Following the truce in July 1921, Griffith requested that she work on the negotiations regarding Ulster. Hoey was pro-treaty, and was enlisted in the National Army as assistant military censor on 20 June 1922, working under Piaras Béaslaí. Béaslaí later stated that she did exactly the same work as her male peers, operating under great personal danger. After the civil war, she attempted to enter politics, as a founding member of the Women's Independent Association, and later running unsuccessfully in the 1925 Seanad election. She faced scepticism from the Irish Free State government, who were unwilling to pay her a pension. She petitioned Béaslaí, Kevin O'Higgins, and William Cosgrave, but was only awarded £24.3.4.
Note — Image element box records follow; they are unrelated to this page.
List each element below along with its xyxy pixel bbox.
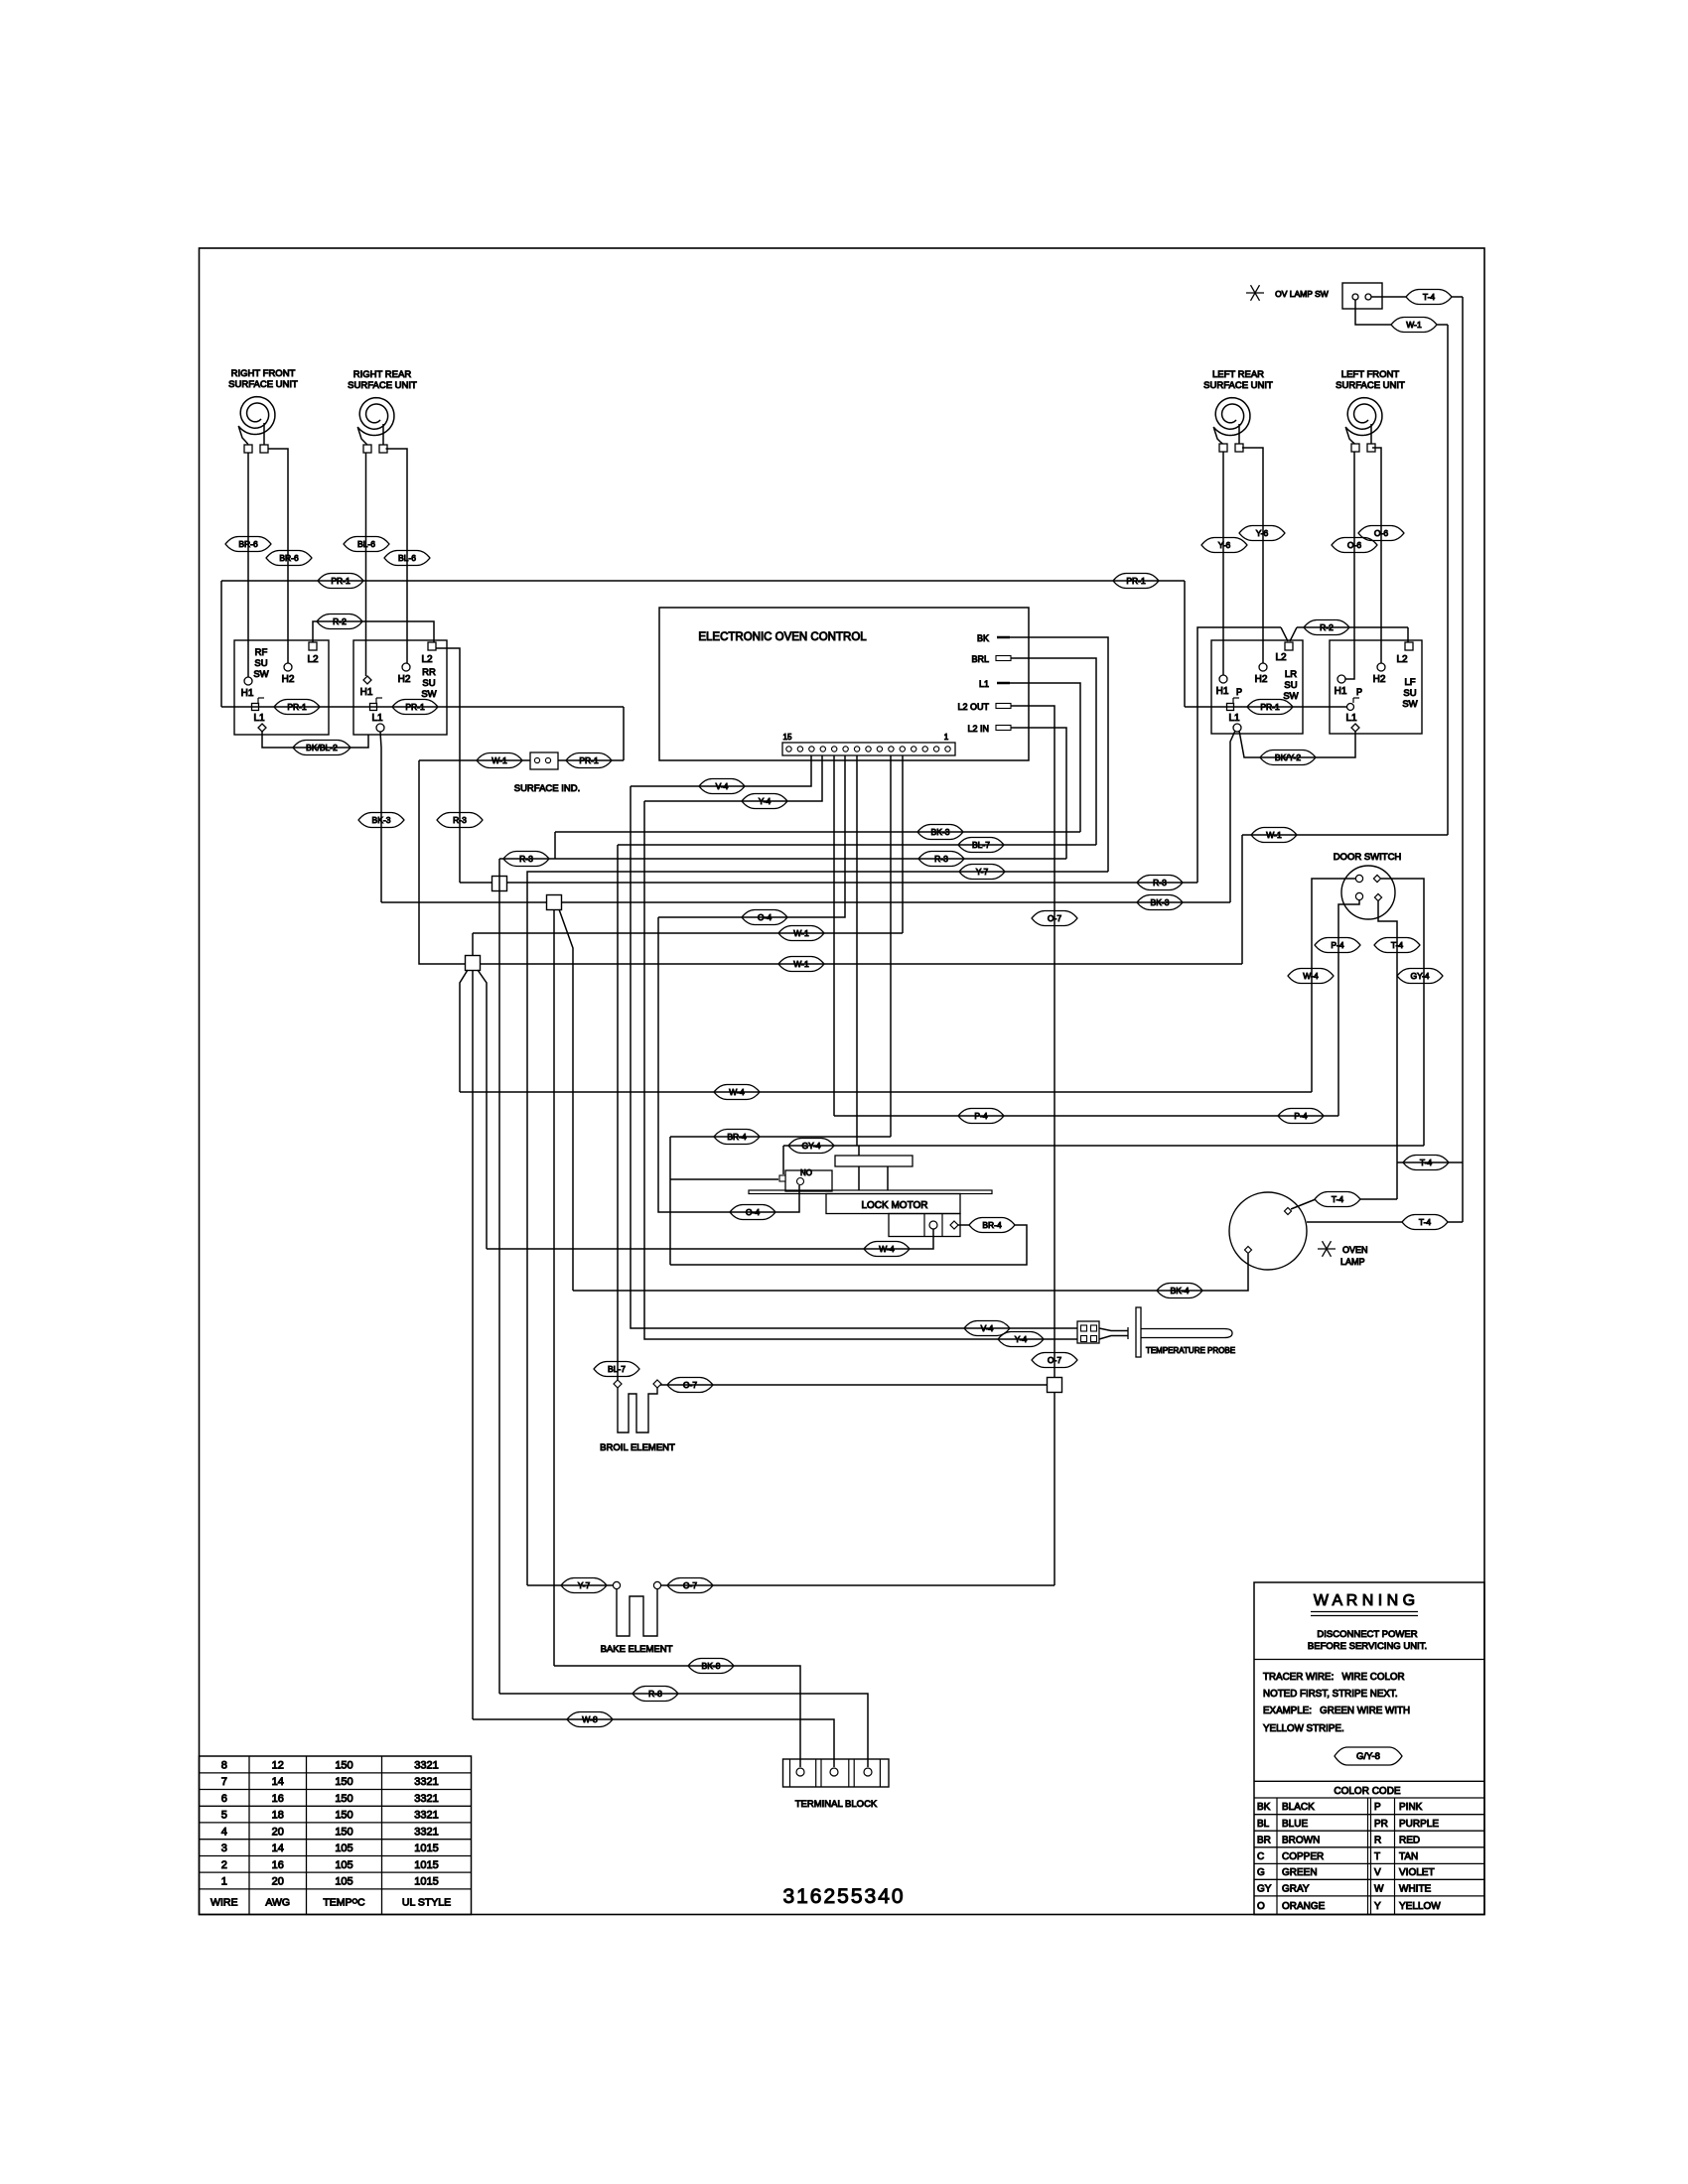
svg-text:R-3: R-3 xyxy=(1153,878,1167,887)
svg-text:TEMPERATURE PROBE: TEMPERATURE PROBE xyxy=(1146,1346,1235,1355)
connector T-4 (lamp right) xyxy=(1402,1215,1448,1230)
svg-text:TAN: TAN xyxy=(1399,1851,1418,1862)
svg-text:T-4: T-4 xyxy=(1423,292,1436,302)
terminal L2 of RR SU SW xyxy=(428,642,436,650)
svg-text:BR-4: BR-4 xyxy=(727,1132,747,1142)
svg-text:3321: 3321 xyxy=(414,1759,438,1771)
wire Y-7 bake line xyxy=(527,1584,613,1586)
asterisk marker for oven lamp switch xyxy=(1246,292,1264,294)
svg-text:L1: L1 xyxy=(979,679,989,689)
svg-text:H1: H1 xyxy=(241,688,254,699)
svg-text:W: W xyxy=(1374,1883,1384,1894)
svg-text:P-4: P-4 xyxy=(1294,1111,1308,1121)
connector BL-6 (RR H2) xyxy=(384,551,430,566)
svg-text:OV LAMP SW: OV LAMP SW xyxy=(1275,289,1329,299)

In July 1926, Hoey organised a dispensary for the treatment of sick animals of the poor in Portobello Harbour, Dublin. It was so successful, that it became a reoccurring evening on every Wednesday and Saturday. In 1926 she was working for the Hearst press. Hoey disappears from the records until January 1929, when her mother petitioned the government for money when she mentions her daughter's illness. Hoey died on 9 November 1930 of pulmonary tuberculosis at Our Lady of Lourdes hospital, Kill of the Grange, Dublin. She is buried in Glasnevin Cemetery, with her funeral attended by Colonel Joseph O'Reilly representing President Cosgrave, Richard Mulcahy and Justice John Reddin among others.